Her lips parted. The laughter died in her eyes. "In your heart you knew better."
Then he left her and went down to the inn to pack his bag.
VII
He had paid his bill. His luggage had been carried downstairs. There was still a full quarter of an hour to wait. He sat in his bedroom smoking furiously. Before he met her again, he wanted to know precisely what had happened to himself—and, perhaps, to her.
He was filled with self-distrust. His newly discovered propensity for falling in love was genuinely alarming. It wasted his time, upset his plans and robbed him of his mental vigor. It made him a rudderless ship at the mercy of any chance winds of sentiment. Up to less than three months ago the solitary woman in his life had been Terry. Throughout the war, while the masculine world had been making an amorous idiot of itself, he had kept his head clear and gone straight. Things had come to a pretty pass if now, when normality was returning and the excuse for running wild was out-of-date, he should start on his emotional escapades. His love for Terry had been deep-rooted. His fondness for Maisie had been the attempt of a starved heart to satisfy its craving with a substitute. But where was this pursuit of substitutes to end? If it went much further he would gain for himself the reputation of being a limpet who attached himself to any chance rock of feminine amiability. The kind of woman he cared to associate with would avoid him. If ever he were to fall in love again, his attentions would be so shop-worn that——
If ever he were to fall in love again! Within the last twenty-four hours his irresponsible heart had committed this disastrous folly for a third time.

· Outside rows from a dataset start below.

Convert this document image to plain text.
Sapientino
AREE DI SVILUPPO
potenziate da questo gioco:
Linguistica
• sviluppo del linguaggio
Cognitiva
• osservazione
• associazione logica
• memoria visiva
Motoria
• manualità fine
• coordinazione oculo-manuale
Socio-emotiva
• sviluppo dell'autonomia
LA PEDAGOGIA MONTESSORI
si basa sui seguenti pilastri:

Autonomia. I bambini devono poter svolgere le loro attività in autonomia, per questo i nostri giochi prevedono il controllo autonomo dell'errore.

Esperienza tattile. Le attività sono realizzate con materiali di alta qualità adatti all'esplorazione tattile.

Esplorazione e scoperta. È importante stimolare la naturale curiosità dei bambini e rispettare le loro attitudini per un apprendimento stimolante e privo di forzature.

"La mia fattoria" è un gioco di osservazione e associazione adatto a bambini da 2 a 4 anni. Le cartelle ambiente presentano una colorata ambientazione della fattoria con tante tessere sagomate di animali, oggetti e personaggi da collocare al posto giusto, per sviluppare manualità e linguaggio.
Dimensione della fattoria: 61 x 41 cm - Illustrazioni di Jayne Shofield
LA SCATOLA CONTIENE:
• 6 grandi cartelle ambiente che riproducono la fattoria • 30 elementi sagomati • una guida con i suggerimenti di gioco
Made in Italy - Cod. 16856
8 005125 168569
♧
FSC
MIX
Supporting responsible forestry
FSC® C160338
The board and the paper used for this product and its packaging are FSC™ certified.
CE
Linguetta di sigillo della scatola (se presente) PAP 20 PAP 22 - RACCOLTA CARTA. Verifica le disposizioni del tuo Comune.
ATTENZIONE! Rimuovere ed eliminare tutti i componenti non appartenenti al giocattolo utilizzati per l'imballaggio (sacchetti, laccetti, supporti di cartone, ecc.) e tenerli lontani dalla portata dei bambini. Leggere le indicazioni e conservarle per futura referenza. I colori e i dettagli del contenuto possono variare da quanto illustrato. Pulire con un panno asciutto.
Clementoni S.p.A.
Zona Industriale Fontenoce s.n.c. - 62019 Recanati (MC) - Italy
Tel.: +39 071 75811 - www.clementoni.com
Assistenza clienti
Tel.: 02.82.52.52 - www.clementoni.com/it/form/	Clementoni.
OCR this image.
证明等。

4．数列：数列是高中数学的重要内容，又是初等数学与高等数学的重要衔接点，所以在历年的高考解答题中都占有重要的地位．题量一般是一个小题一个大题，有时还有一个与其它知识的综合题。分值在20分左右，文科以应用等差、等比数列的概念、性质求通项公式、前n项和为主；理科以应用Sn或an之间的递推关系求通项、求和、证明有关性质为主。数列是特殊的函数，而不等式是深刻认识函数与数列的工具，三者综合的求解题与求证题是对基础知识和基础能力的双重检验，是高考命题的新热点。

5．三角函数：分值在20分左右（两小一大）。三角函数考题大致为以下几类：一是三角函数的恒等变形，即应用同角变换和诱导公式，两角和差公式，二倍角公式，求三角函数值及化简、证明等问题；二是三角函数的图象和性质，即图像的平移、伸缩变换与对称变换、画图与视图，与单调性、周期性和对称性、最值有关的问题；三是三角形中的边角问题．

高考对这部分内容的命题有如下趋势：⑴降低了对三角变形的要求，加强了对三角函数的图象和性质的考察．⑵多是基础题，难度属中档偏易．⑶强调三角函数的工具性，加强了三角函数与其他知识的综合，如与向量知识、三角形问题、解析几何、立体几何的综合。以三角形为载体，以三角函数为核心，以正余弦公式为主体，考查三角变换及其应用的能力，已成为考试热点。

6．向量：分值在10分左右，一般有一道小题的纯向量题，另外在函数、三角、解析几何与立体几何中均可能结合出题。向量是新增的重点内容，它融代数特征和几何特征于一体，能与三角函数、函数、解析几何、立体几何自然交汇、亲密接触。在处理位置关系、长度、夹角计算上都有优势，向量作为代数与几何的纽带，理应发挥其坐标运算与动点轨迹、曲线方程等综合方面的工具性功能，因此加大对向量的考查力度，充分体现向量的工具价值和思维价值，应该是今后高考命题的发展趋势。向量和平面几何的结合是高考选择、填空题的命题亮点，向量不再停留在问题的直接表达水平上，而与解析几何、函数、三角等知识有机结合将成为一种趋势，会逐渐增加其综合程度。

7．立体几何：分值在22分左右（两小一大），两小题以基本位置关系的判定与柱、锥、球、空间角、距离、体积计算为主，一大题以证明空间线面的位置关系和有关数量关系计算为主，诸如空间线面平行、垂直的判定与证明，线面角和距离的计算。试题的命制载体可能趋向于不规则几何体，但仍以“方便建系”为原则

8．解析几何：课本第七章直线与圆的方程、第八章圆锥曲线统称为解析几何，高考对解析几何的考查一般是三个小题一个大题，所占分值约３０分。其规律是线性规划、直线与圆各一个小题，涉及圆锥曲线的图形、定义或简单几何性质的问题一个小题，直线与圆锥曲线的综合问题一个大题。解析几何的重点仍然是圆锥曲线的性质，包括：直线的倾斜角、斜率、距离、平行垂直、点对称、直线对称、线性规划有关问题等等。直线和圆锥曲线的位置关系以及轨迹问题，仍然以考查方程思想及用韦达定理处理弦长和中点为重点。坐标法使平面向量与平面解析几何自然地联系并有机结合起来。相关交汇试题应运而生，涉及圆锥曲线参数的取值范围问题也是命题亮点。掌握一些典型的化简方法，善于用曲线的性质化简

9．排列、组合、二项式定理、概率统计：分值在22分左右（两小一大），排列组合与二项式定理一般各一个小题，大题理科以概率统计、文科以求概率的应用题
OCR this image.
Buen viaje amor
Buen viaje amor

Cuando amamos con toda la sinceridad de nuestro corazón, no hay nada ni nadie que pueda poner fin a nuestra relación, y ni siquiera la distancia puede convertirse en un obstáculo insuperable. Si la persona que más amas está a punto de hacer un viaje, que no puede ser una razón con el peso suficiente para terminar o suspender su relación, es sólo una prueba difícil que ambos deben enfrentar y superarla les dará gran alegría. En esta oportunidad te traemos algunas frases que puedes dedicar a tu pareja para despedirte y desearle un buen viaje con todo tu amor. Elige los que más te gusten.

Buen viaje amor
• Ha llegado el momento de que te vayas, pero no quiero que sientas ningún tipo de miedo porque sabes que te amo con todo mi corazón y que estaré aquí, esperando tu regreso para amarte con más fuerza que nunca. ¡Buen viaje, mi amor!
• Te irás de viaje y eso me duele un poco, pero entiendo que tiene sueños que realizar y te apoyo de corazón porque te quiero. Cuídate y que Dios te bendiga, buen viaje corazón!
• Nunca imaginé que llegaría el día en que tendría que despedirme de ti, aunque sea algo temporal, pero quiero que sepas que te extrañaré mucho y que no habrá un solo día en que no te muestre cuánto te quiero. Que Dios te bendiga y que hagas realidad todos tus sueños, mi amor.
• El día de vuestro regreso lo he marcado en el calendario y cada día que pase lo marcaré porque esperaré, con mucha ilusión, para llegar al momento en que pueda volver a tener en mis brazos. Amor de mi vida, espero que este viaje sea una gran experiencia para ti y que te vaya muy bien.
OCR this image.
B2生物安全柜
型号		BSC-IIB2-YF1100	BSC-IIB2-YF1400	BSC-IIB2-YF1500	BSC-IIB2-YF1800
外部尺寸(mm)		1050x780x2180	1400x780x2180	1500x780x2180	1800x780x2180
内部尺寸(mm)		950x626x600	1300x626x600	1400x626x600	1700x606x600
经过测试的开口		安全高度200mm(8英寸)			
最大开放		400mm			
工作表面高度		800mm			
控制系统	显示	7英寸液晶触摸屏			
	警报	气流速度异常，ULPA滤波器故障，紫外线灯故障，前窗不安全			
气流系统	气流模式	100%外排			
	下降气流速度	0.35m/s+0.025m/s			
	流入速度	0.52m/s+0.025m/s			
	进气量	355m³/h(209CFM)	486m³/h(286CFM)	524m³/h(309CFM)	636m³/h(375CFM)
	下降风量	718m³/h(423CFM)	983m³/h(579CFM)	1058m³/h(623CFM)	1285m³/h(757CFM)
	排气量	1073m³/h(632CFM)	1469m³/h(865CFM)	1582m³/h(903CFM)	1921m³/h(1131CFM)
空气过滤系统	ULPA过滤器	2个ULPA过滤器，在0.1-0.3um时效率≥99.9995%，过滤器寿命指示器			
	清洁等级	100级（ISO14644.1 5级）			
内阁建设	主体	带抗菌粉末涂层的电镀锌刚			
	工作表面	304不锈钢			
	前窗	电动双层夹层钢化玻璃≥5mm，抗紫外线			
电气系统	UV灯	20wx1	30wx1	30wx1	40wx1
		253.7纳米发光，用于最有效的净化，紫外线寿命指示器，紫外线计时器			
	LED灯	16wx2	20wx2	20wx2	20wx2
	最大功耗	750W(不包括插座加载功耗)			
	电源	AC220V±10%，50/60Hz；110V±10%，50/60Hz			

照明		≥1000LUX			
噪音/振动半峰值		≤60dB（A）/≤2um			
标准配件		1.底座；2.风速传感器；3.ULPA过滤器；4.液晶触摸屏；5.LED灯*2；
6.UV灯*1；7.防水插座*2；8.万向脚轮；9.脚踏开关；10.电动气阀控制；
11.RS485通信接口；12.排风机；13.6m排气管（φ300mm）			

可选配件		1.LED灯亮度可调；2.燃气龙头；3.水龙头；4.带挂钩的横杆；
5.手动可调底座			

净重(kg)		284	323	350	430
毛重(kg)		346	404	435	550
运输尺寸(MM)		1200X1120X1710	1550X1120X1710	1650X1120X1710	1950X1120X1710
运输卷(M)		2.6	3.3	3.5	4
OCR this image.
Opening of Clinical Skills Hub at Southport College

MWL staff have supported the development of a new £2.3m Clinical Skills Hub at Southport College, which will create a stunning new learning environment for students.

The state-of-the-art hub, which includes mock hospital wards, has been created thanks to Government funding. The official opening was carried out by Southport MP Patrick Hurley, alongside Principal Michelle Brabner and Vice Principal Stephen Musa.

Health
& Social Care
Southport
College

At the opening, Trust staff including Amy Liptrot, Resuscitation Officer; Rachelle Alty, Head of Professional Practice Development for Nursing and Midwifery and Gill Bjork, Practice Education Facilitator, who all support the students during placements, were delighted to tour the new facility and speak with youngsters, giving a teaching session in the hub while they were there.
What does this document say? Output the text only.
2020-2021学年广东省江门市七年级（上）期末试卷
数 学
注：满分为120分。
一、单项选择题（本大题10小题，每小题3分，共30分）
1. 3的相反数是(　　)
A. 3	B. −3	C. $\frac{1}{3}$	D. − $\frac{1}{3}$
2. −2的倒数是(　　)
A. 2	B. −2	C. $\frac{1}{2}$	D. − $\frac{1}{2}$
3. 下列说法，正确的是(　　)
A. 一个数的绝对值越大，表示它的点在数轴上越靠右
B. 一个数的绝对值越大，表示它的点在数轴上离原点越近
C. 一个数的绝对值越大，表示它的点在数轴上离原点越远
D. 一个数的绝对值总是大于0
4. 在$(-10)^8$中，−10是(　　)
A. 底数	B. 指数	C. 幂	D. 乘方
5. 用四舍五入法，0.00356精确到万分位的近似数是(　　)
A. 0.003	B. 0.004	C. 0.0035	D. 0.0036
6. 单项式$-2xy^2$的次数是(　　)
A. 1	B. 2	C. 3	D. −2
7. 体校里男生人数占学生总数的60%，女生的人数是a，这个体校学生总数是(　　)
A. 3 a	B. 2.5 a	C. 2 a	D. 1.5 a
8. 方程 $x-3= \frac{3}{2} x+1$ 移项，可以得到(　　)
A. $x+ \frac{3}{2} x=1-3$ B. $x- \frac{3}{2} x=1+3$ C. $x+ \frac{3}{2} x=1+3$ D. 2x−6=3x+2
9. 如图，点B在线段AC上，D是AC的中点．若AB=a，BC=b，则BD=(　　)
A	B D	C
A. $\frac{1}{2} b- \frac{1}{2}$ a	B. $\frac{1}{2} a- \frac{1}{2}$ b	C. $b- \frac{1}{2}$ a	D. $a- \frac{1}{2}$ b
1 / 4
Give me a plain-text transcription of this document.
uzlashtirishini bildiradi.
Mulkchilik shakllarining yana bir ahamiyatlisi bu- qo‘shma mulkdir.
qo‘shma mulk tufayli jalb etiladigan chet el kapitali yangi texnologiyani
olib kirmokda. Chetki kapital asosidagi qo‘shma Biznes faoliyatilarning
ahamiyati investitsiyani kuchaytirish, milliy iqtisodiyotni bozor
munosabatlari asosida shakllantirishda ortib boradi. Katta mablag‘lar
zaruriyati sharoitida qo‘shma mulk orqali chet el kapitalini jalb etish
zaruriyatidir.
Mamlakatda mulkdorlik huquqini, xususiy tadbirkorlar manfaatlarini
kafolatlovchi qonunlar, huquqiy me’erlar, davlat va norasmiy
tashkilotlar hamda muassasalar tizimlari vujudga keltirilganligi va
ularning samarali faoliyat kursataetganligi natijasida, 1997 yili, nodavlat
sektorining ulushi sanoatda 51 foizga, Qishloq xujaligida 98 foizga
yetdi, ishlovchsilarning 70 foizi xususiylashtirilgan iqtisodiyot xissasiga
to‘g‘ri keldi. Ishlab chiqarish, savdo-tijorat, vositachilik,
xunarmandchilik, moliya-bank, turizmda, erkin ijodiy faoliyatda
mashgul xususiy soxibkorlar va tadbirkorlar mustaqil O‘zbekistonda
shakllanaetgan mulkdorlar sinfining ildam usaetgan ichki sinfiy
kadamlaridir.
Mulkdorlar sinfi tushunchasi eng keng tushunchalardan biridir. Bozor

He smiled cynically, as though he were two separate persons, one of whom was cool and calculating, while the other was improvident and scape-grace. How Lady Dawn would despise him, were he to reveal to her the stupid commotion of his mind! His excuse for blundering his way into her privacy had
been sufficiently fantastic: that her late husband was employing his living brain to communicate with her from the dead. It must have strained her credulity to the breaking-point. If on top of this he were to propose to her, what possible conclusions could she draw? Either that in order to gain her intimacy, he had perpetrated a cruel fraud; or else that he was so lacking in humor as to believe that Lord Dawn, from beyond the grave, was arranging for his wife's second marriage. The drollery of a dead husband acting match-maker made him smile. In the middle of his smiling he pulled himself up. Why not? Why shouldn't a husband who had wrecked his wife's happiness, try to repair the damage, if that were possible, when through death he had attained a kinder knowledge? The Roman Church prayed to the dead whom it canonized. There were thousands of parents, wives, sweethearts, bereft by the war, who were asserting that their longing had bridged the gulf and penetrated——
He shook himself, as though to struggle free from an invisible assailant. Hallucinations! All these so-called spiritualistic manifestations were the result of over-taxed imagination. To stick to facts was the only safe course; and these were the facts in his case. He had approached Lady Dawn as a matter of duty to tell her the truth about a husband whom she had not known at his best. She had misinterpreted his motive and had believed that he had come to confess to her his own failure. She had been thrown off her guard, had dropped her mask of stoicism and had lavished on him a reckless kindness.